Here is an illustration of how it works:

This solution would have the added benefit of enabling and facilitating a true digital depository system in which digital information is deposited into FDLP libraries. FGI is a strong advocate of a depository system that does this for several reasons that we have described repeatedly here and in our writings and presentations. In brief, we believe that this would make it possible for individual FDLP libraries to build their own local digital collections focused on the needs of their own user communities; it would aid preservation by ensuring that multiple copies exist under different technical, financial, and administrative structures; and it would create a better user experience by providing a way to integrate digital FDLP/Title-44 documents with non-Title-44 federal documents, documents from state and local governments, and other non-government information. DOIs would, therefor facilitate preservation as well as access.

Problem: Guarantee Authenticity. How does a user know that the document they just retrieved is “authentic,” that it has not been altered, that it really is what it purports to be? Many people hope for a technological solution (e.g., PKI, time stamps, encryption, digital signatures, watermarks). We at FGI believe that these are techniques that people use and that the authenticity comes, not from the technique, but from users’ trust in the people who set up the techniques.

No one explained this better than Abby Smith (Digital Authenticity in Perspective in “Authenticity in a Digital Environment,” Council on Library and Information Resources, Publication 92. May 2000). She noted that, when technologists were asked about how to establish the authenticity of a digital object, they were skeptical of technological “solutions” and said that “there is no technological solution that does not itself involve the transfer of trust to a third party.”

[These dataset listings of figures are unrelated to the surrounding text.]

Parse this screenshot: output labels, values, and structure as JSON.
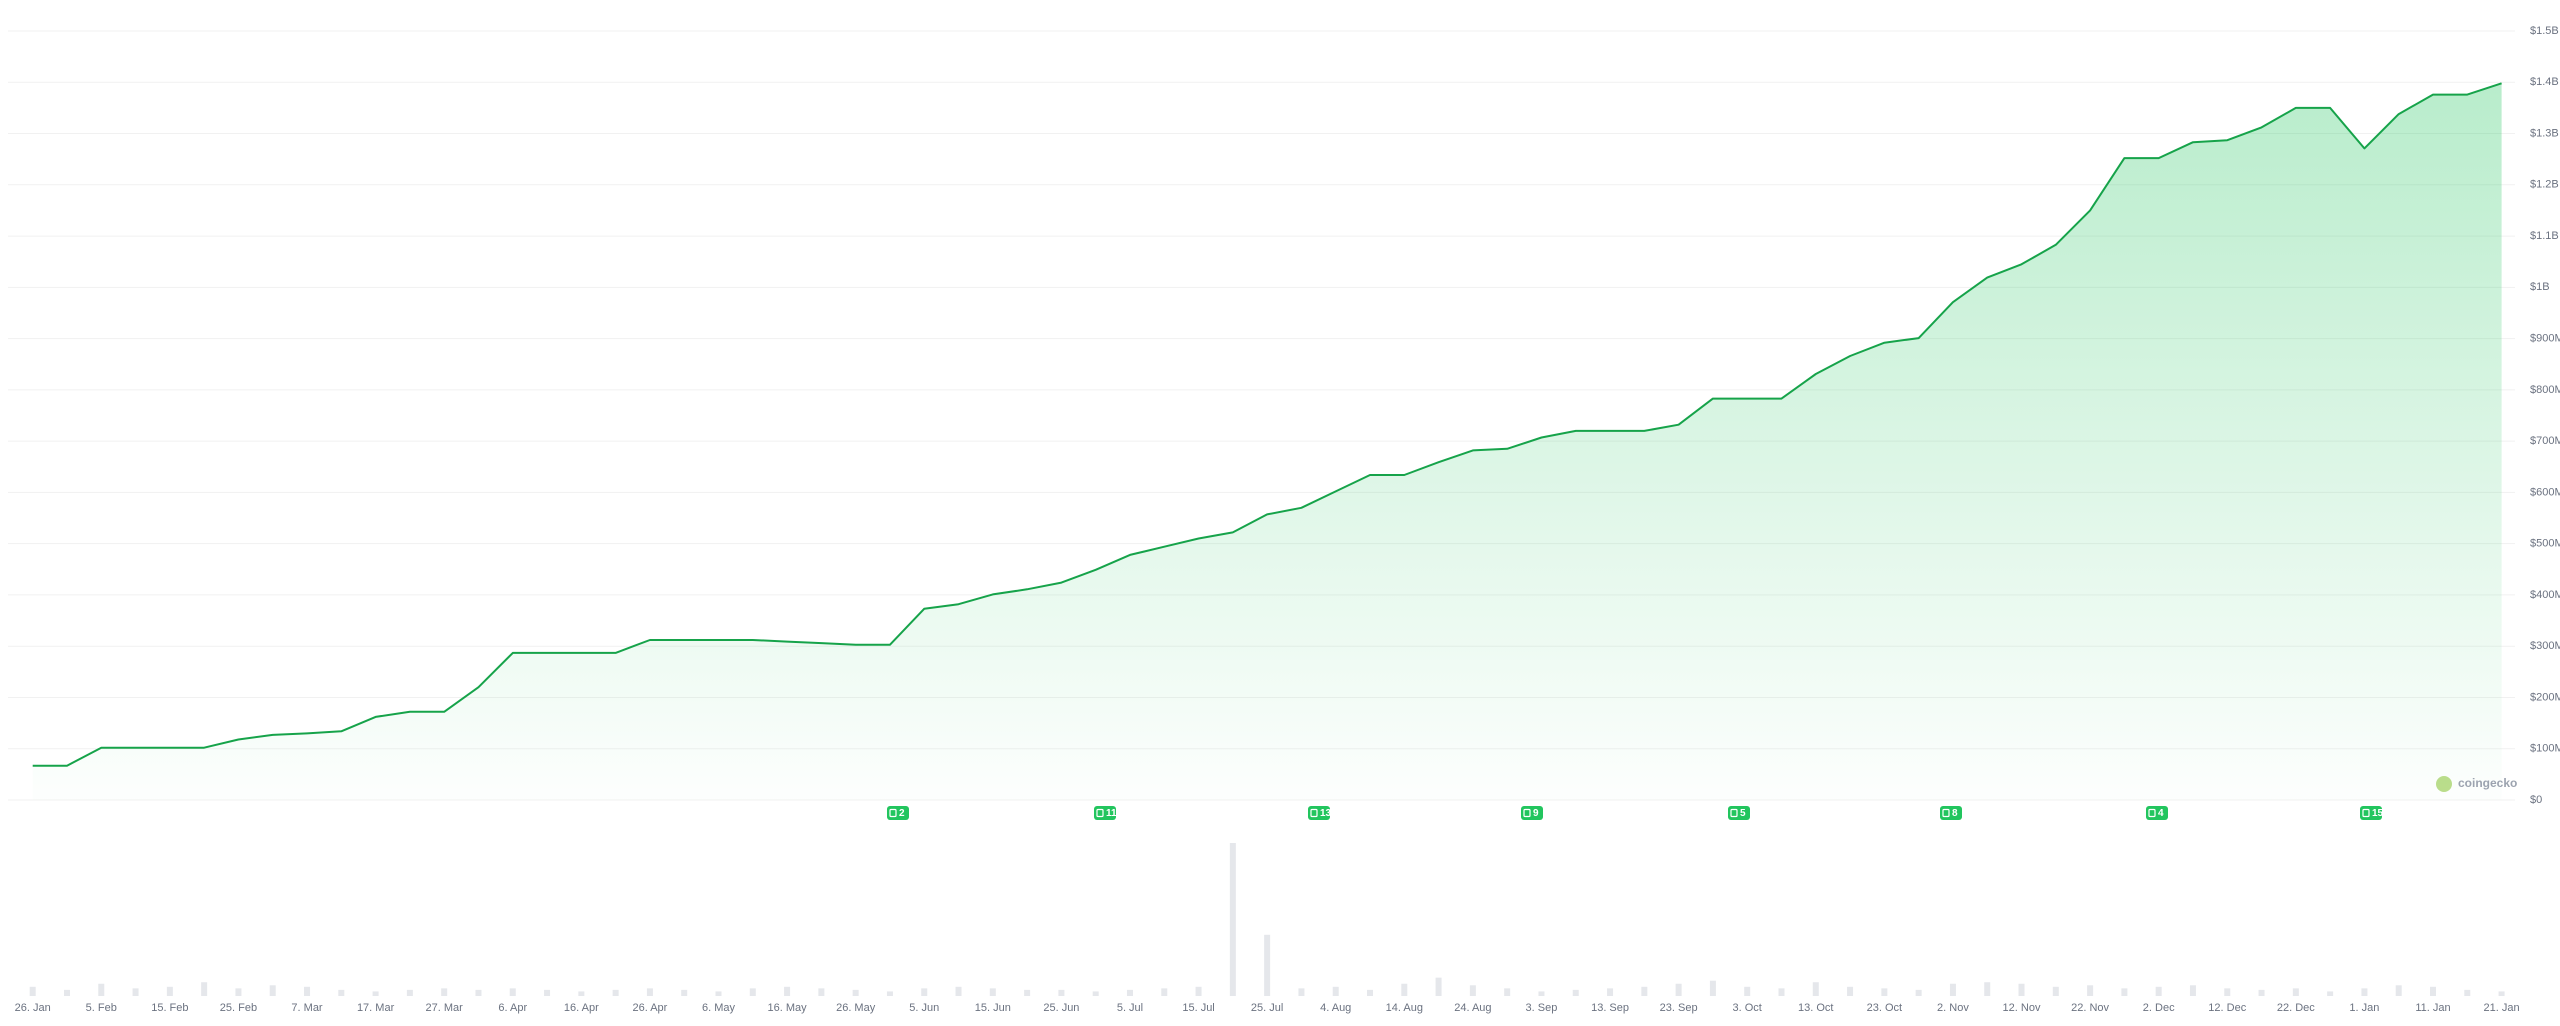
{
  "chart_data": [
    {
      "type": "line",
      "categories": [
        "26. Jan",
        null,
        "5. Feb",
        null,
        "15. Feb",
        null,
        "25. Feb",
        null,
        "7. Mar",
        null,
        "17. Mar",
        null,
        "27. Mar",
        null,
        "6. Apr",
        null,
        "16. Apr",
        null,
        "26. Apr",
        null,
        "6. May",
        null,
        "16. May",
        null,
        "26. May",
        null,
        "5. Jun",
        null,
        "15. Jun",
        null,
        "25. Jun",
        null,
        "5. Jul",
        null,
        "15. Jul",
        null,
        "25. Jul",
        null,
        "4. Aug",
        null,
        "14. Aug",
        null,
        "24. Aug",
        null,
        "3. Sep",
        null,
        "13. Sep",
        null,
        "23. Sep",
        null,
        "3. Oct",
        null,
        "13. Oct",
        null,
        "23. Oct",
        null,
        "2. Nov",
        null,
        "12. Nov",
        null,
        "22. Nov",
        null,
        "2. Dec",
        null,
        "12. Dec",
        null,
        "22. Dec",
        null,
        "1. Jan",
        null,
        "11. Jan",
        null,
        "21. Jan"
      ],
      "series": [
        {
          "color": "#16a34a",
          "values": [
            67,
            67,
            102,
            102,
            102,
            102,
            118,
            127,
            130,
            134,
            162,
            172,
            172,
            220,
            287,
            287,
            287,
            287,
            312,
            312,
            312,
            312,
            309,
            306,
            303,
            303,
            373,
            382,
            401,
            411,
            424,
            449,
            478,
            494,
            510,
            522,
            557,
            570,
            602,
            634,
            634,
            659,
            682,
            685,
            707,
            720,
            720,
            720,
            732,
            783,
            783,
            783,
            831,
            866,
            892,
            901,
            971,
            1019,
            1045,
            1083,
            1150,
            1252,
            1252,
            1283,
            1287,
            1312,
            1350,
            1350,
            1271,
            1338,
            1376,
            1376,
            1398
          ]
        }
      ],
      "ylim": [
        0,
        1500
      ],
      "yticks": [
        {
          "value": 0,
          "label": "$0"
        },
        {
          "value": 100,
          "label": "$100M"
        },
        {
          "value": 200,
          "label": "$200M"
        },
        {
          "value": 300,
          "label": "$300M"
        },
        {
          "value": 400,
          "label": "$400M"
        },
        {
          "value": 500,
          "label": "$500M"
        },
        {
          "value": 600,
          "label": "$600M"
        },
        {
          "value": 700,
          "label": "$700M"
        },
        {
          "value": 800,
          "label": "$800M"
        },
        {
          "value": 900,
          "label": "$900M"
        },
        {
          "value": 1000,
          "label": "$1B"
        },
        {
          "value": 1100,
          "label": "$1.1B"
        },
        {
          "value": 1200,
          "label": "$1.2B"
        },
        {
          "value": 1300,
          "label": "$1.3B"
        },
        {
          "value": 1400,
          "label": "$1.4B"
        },
        {
          "value": 1500,
          "label": "$1.5B"
        }
      ],
      "grid": true,
      "events": [
        "2",
        "11",
        "13",
        "9",
        "5",
        "8",
        "4",
        "15"
      ],
      "watermark": "coingecko"
    },
    {
      "type": "bar",
      "color": "#e5e7eb",
      "ylim": [
        0,
        100
      ],
      "values": [
        6,
        4,
        8,
        5,
        6,
        9,
        5,
        7,
        6,
        4,
        3,
        4,
        5,
        4,
        5,
        4,
        3,
        4,
        5,
        4,
        3,
        5,
        6,
        5,
        4,
        3,
        5,
        6,
        5,
        4,
        4,
        3,
        4,
        5,
        6,
        100,
        40,
        5,
        6,
        4,
        8,
        12,
        7,
        5,
        3,
        4,
        5,
        6,
        8,
        10,
        6,
        5,
        9,
        6,
        5,
        4,
        8,
        9,
        8,
        6,
        7,
        5,
        6,
        7,
        5,
        4,
        5,
        3,
        5,
        7,
        6,
        4,
        3
      ]
    }
  ]
}
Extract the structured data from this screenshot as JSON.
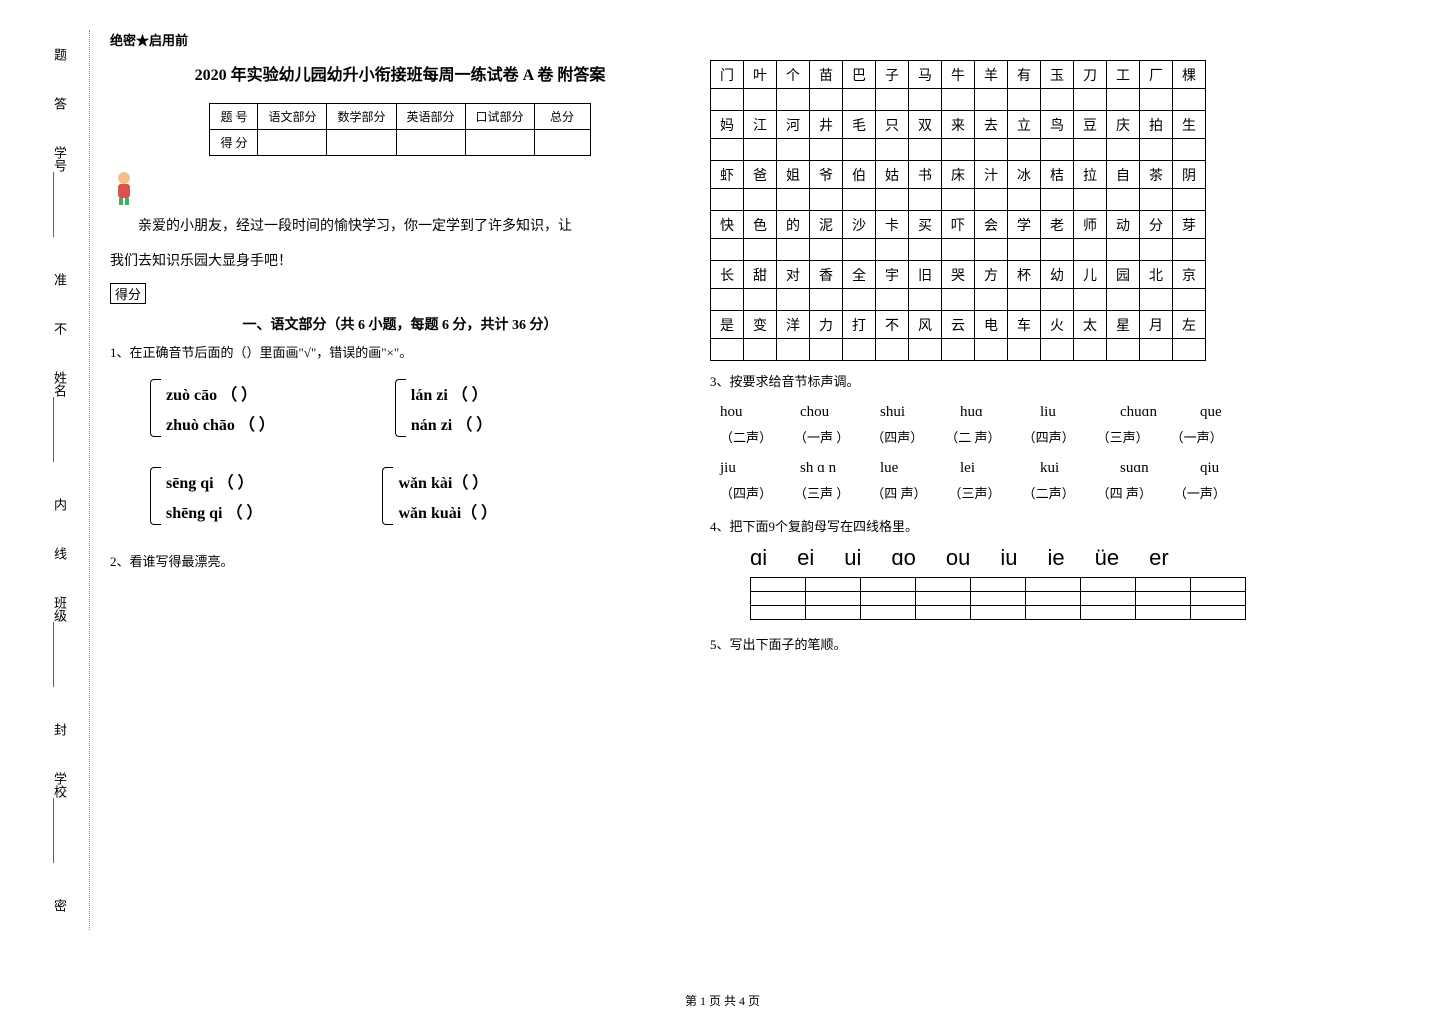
{
  "sidebar": {
    "items": [
      "学号",
      "姓名",
      "班级",
      "学校"
    ],
    "seals": [
      "题",
      "答",
      "准",
      "不",
      "内",
      "线",
      "封",
      "密"
    ]
  },
  "header": {
    "confidential": "绝密★启用前",
    "title": "2020 年实验幼儿园幼升小衔接班每周一练试卷 A 卷 附答案"
  },
  "scoreTable": {
    "row1": [
      "题  号",
      "语文部分",
      "数学部分",
      "英语部分",
      "口试部分",
      "总分"
    ],
    "row2Label": "得  分"
  },
  "intro": {
    "line1": "亲爱的小朋友，经过一段时间的愉快学习，你一定学到了许多知识，让",
    "line2": "我们去知识乐园大显身手吧！",
    "defen": "得分"
  },
  "section1": {
    "head": "一、语文部分（共 6 小题，每题 6 分，共计 36 分）",
    "q1": "1、在正确音节后面的（）里面画\"√\"，错误的画\"×\"。",
    "pairs": [
      {
        "a": "zuò  cāo （  ）",
        "b": "lán  zi （  ）"
      },
      {
        "a": "zhuò  chāo （  ）",
        "b": "nán  zi （  ）"
      },
      {
        "a": "sēng  qi  （  ）",
        "b": "wǎn  kài（  ）"
      },
      {
        "a": "shēng  qi  （  ）",
        "b": "wǎn  kuài（  ）"
      }
    ],
    "q2": "2、看谁写得最漂亮。"
  },
  "charGrid": {
    "rows": [
      [
        "门",
        "叶",
        "个",
        "苗",
        "巴",
        "子",
        "马",
        "牛",
        "羊",
        "有",
        "玉",
        "刀",
        "工",
        "厂",
        "棵"
      ],
      [
        "妈",
        "江",
        "河",
        "井",
        "毛",
        "只",
        "双",
        "来",
        "去",
        "立",
        "鸟",
        "豆",
        "庆",
        "拍",
        "生"
      ],
      [
        "虾",
        "爸",
        "姐",
        "爷",
        "伯",
        "姑",
        "书",
        "床",
        "汁",
        "冰",
        "桔",
        "拉",
        "自",
        "茶",
        "阴"
      ],
      [
        "快",
        "色",
        "的",
        "泥",
        "沙",
        "卡",
        "买",
        "吓",
        "会",
        "学",
        "老",
        "师",
        "动",
        "分",
        "芽"
      ],
      [
        "长",
        "甜",
        "对",
        "香",
        "全",
        "宇",
        "旧",
        "哭",
        "方",
        "杯",
        "幼",
        "儿",
        "园",
        "北",
        "京"
      ],
      [
        "是",
        "变",
        "洋",
        "力",
        "打",
        "不",
        "风",
        "云",
        "电",
        "车",
        "火",
        "太",
        "星",
        "月",
        "左"
      ]
    ]
  },
  "q3": {
    "label": "3、按要求给音节标声调。",
    "row1": [
      "hou",
      "chou",
      "shui",
      "huɑ",
      "liu",
      "chuɑn",
      "que"
    ],
    "row1t": [
      "（二声）",
      "（一声 ）",
      "（四声）",
      "（二 声）",
      "（四声）",
      "（三声）",
      "（一声）"
    ],
    "row2": [
      "jiu",
      "sh ɑ n",
      "lue",
      "lei",
      "kui",
      "suɑn",
      "qiu"
    ],
    "row2t": [
      "（四声）",
      "（三声 ）",
      "（四 声）",
      "（三声）",
      "（二声）",
      "（四 声）",
      "（一声）"
    ]
  },
  "q4": {
    "label": "4、把下面9个复韵母写在四线格里。",
    "items": [
      "ɑi",
      "ei",
      "ui",
      "ɑo",
      "ou",
      "iu",
      "ie",
      "üe",
      "er"
    ]
  },
  "q5": {
    "label": "5、写出下面子的笔顺。"
  },
  "footer": "第 1 页 共 4 页",
  "colors": {
    "text": "#000000",
    "bg": "#ffffff",
    "dotBorder": "#888888"
  }
}
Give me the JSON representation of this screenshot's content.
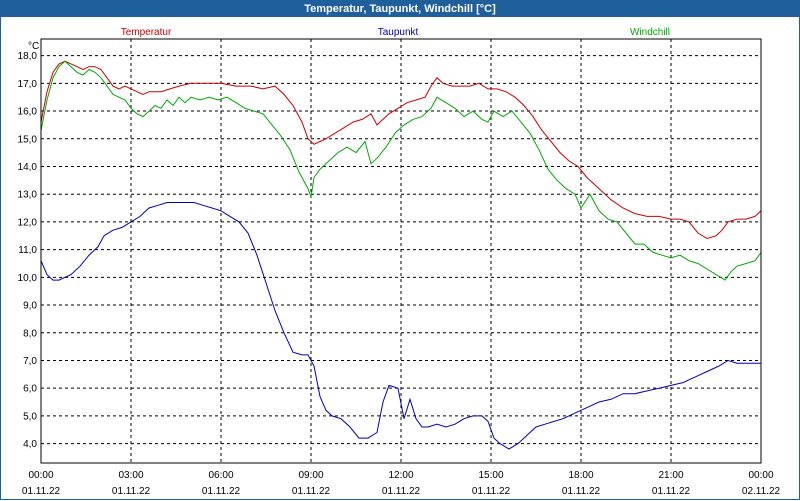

Solution: Trust is a social phenomenon, not a technical one. So, imagine how this might work. Imagine a document that is in FDsys, and in the digital collections of several FDLP libraries, and also at the New York Times, and at any number of other places on the web. There might be a dozen URLs for that one document. But, if GPO assigned a single DOI to it and made sure it pointed to FDsys and to “Official Depository Copies” at FDLs, that one DOI would, by definition, point to “authentic” copies — the original and those officially deposited in Title-44-authorized Federal Depository Libraries. The “prefix” part of a DOI refers to the registering agency (in this case GPO) and would further help “brand” the DOI as authentic. Users wanting “authentic” government information would look for DOIs bearing the GPO prefix — and they would find what they wanted with a single click, no matter where the particular copy they get is stored. (In addition, the DOI metadata can include authenticity information.)

Precedents. GPO would not be alone in using DOIs. Who uses DOIs? ICPSR, OECD, the European Communities’ EU publications office, CrossRef, and many others.

Barriers. The main barrier I can see to adopting DOIs is cost. I assume that it will surely cost more than implementing PURLs. But the two costs cannot be compared directly because the costs buy different things. Implementing PURLs gets us a fragile redirection system. Implementing DOIs gets us a redirection system of persistent identifiers, the ability to have multiple redirects to multiple copies, and a new way of thinking about authenticity.

I welcome comments and responses to my question and particularly hope that those with more knowledge in this area will fill in the gaps I have left.